"Yes, it was Cone who left his wife—so they said—left her, deserted her and the children. It was Cone who acted in every disgraceful way the old women tell about, Cone who raised hell and paid the devil wherever he went, Cone who only got command of the Champion after pulling shares and playing the game for all it was worth—no, don't tell me—don't, I say—I don't want to hear about what he did. I'll tell you how he lost the ship, and you say you'll believe anything poor Redding said—so would I. If there was truth in any man it was in Dan Redding—poor devil."

"Yes," I assented, "Redding was all right."

Simpson scorned to notice me. He talked at Johnson, or rather talked at me through Johnson, over him, and—Simpson could talk, talk like an Admiralty lawyer with two noggins of rum under his ribs. Jackson came in and took Cone's vacated chair. He rubbed his hands. Cone had been a good buyer, had needed plenty of stuff—and he got it at the highest rates. Jackson approved of Redding also, approved of him for the sake of memory—Redding had always paid a full bill—never asked rake-off, pourboire, "graft," or other money from him.

"You heard all that stuff about Cone, too," said Simpson, sneeringly at Jackson; "and I dare say you believe it like a good old woman you are, but I'll tell you just how he lost the ship—if you believe Redding.

"They cleared at daylight, bound for St. John's—had twenty passengers first class and about seventy second—no steerage those days. Redding said the weather was hell and something worse from the time they dropped the land, and you men know how it is on the coast in the winter time. The old Champion came across and poked her nose into the fog bank off Sable Island—bad place? Well, I reckon it is. Bad because you can't tell where the devil you are and can't keep any kind of reckoning in that current. That Sable Island bank is nearly as bad as Hatteras for us windjammers.

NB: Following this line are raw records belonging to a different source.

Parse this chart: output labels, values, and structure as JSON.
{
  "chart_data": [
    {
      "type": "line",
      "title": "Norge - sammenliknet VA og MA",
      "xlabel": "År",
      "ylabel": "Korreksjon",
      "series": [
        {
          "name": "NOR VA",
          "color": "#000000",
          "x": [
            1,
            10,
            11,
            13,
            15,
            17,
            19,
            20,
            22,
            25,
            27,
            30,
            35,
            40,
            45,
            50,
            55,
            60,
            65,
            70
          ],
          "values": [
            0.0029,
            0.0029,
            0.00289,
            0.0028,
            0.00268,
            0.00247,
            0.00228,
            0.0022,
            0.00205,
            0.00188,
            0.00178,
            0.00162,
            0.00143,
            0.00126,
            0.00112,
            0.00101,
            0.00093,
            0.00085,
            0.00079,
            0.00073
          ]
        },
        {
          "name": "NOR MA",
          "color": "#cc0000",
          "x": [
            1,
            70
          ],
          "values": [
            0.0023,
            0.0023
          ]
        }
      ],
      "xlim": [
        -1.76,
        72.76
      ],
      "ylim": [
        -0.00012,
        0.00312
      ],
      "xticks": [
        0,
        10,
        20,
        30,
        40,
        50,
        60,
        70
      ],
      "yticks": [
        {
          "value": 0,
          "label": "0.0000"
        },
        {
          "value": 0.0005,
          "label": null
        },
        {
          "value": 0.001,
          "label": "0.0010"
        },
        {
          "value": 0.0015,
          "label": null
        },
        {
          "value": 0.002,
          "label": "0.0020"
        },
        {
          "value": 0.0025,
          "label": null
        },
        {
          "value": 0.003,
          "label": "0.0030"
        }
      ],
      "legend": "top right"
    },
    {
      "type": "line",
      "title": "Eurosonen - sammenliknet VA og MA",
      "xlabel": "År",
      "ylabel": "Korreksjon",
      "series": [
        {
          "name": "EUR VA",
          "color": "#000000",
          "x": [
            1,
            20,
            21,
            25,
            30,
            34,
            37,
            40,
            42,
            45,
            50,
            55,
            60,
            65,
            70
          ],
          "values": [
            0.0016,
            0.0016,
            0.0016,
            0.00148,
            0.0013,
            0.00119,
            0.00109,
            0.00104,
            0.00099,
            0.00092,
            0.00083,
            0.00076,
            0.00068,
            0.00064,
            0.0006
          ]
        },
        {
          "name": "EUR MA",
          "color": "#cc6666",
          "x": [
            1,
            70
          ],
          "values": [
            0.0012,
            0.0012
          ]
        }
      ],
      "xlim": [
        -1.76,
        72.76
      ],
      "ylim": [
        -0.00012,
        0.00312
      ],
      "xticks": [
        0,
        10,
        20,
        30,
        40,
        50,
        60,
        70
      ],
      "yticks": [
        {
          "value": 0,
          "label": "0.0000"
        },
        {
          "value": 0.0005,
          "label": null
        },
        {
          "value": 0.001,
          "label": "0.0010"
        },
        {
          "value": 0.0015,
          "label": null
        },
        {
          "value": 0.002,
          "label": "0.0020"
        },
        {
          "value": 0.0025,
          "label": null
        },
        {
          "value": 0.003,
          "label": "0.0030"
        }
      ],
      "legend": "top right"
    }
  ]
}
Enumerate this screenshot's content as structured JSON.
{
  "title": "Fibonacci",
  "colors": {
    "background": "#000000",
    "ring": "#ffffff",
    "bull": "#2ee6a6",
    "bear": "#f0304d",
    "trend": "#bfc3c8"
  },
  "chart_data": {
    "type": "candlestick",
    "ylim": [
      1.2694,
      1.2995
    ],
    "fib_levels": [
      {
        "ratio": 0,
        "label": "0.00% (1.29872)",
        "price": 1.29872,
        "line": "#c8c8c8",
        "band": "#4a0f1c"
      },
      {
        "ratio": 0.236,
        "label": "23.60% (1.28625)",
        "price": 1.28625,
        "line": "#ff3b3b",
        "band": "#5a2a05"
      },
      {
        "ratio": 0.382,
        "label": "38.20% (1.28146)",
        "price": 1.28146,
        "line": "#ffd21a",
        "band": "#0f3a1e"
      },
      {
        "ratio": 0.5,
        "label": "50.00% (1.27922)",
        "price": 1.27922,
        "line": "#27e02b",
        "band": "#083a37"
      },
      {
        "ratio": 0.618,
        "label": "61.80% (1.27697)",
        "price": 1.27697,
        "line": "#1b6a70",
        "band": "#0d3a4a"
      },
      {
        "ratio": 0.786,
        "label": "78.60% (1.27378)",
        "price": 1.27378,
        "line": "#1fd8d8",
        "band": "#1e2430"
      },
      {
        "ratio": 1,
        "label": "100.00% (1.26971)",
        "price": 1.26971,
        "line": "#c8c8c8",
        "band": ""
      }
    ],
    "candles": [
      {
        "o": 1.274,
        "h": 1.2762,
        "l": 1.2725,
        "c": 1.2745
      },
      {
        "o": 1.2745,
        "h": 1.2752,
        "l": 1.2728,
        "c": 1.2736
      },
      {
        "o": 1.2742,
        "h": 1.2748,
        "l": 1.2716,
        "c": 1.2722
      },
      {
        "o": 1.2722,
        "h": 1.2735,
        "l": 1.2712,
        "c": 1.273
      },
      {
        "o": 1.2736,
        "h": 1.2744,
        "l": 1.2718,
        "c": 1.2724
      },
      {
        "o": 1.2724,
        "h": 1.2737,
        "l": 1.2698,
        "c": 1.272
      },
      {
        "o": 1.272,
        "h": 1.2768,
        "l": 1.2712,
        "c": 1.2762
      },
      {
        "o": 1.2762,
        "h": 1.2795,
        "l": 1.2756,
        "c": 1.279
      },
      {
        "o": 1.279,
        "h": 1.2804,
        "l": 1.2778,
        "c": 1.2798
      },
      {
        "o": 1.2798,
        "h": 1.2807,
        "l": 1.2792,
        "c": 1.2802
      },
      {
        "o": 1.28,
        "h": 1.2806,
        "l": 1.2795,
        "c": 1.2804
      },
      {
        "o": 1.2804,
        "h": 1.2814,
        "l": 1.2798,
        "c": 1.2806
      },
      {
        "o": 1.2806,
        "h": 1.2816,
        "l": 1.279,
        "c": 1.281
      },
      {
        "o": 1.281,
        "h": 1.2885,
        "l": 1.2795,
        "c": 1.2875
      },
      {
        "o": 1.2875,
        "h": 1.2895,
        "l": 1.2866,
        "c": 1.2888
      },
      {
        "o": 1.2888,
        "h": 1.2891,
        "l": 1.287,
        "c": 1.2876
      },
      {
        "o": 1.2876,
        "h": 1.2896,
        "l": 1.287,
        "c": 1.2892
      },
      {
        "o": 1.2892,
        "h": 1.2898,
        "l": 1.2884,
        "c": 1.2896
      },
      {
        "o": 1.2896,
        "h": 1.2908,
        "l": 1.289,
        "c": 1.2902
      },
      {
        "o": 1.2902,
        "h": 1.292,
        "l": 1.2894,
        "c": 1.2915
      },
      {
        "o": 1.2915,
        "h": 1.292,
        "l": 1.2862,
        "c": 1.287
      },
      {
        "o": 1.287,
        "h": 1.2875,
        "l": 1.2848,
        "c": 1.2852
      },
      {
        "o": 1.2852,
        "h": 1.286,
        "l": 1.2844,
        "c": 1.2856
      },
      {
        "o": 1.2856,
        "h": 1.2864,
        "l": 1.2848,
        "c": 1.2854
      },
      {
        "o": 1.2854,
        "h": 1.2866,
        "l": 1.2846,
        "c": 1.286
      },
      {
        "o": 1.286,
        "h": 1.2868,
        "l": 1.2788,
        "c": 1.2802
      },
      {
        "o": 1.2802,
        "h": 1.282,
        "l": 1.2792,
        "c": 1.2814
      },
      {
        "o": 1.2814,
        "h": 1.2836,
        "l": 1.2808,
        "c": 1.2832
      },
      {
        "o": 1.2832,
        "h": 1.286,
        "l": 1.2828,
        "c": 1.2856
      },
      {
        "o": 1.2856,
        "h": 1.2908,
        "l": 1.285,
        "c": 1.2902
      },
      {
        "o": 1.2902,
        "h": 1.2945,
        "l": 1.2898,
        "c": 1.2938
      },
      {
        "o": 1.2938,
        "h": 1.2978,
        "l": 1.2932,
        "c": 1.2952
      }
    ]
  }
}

"Cone slowed his ship that last morning—according to Redding—slowed her down to a few knots, made the passengers keep off the decks in order to have peace and quiet aboard. One old lady didn't like it at all. She insisted she had a right to go where she pleased aboard—told the skipper so to his face and dared him to put her below. Some of the other women folks followed her example—did Cone do it? Well, he just called his quartermaster and told him to remove the objectionable old women, told him to carry them below if necessary—and that square-head did. Yes, sir, he just picked up the leader and carried her off in his arms while she screamed and clawed him, calling to the men to save her from the brutal assault.

"Oh, yes, he got a nice name for that. The passengers told how he acted, told how he brutally made his men remove innocent and unoffending females—oh, what's the use? He was a brute and they made it out plain—it was all published in the papers.

"It was along about five o'clock and the sun must have been well along to the nor'west horizon, tho' of course he couldn't see it in the fog—that a horn blared out faintly right ahead. The man on lookout heard it—for it was now quiet on deck—and the siren roared out its reply. Then he got a faint blow right off his starboard bow, a blow as if from a small fishing schooner. He kept along blowing regular blasts, kept along very slow.

"Right out of the setting sun a bit of wind seemed to make. It lifted the bank enough to show him a four-masted ship standing right into him not two hundred feet from his bow. She was heeling with the growing breeze and going about six knots or better with just a white bone across her forefoot. Cone rang off his engines.

"It is in these moments, you know, that things happen. Had Cone rang ahead full speed like Chambers did in the old Lawrence, rang and shoved into her full swing, he would have either gone clear or cut out enough to give her his stern on the turn and probably not sink either ship. He kept to the rules by British force of habit of abiding by them—and, well, the Potomack, under three skysails and shoving along with four thousand tons of cargo in her, hit him fair upon the side while he was swinging to port. The ship's jibboom reached over and drove a hole through the deckhouse first, poked right through and ripped off his blowoff pipe, letting the steam come roaring out of her, and then the heavy forefoot sunk like a wedge fair in her, right in the wake of her engines. It was the worst possible place to get it—you know that—right in the wake of the engines and close enough to the engine-room bulkhead to smash it so it was useless. Then it cut, shore down under the water line, and there he was with a hole in him big enough to drive in a trolley car, a hole and nothing but the forward bulkheads to hold him up—no, he was badly hit, hit right in the vitals, and the roar of the steam told him plainly that the ship was going to be put to it to float.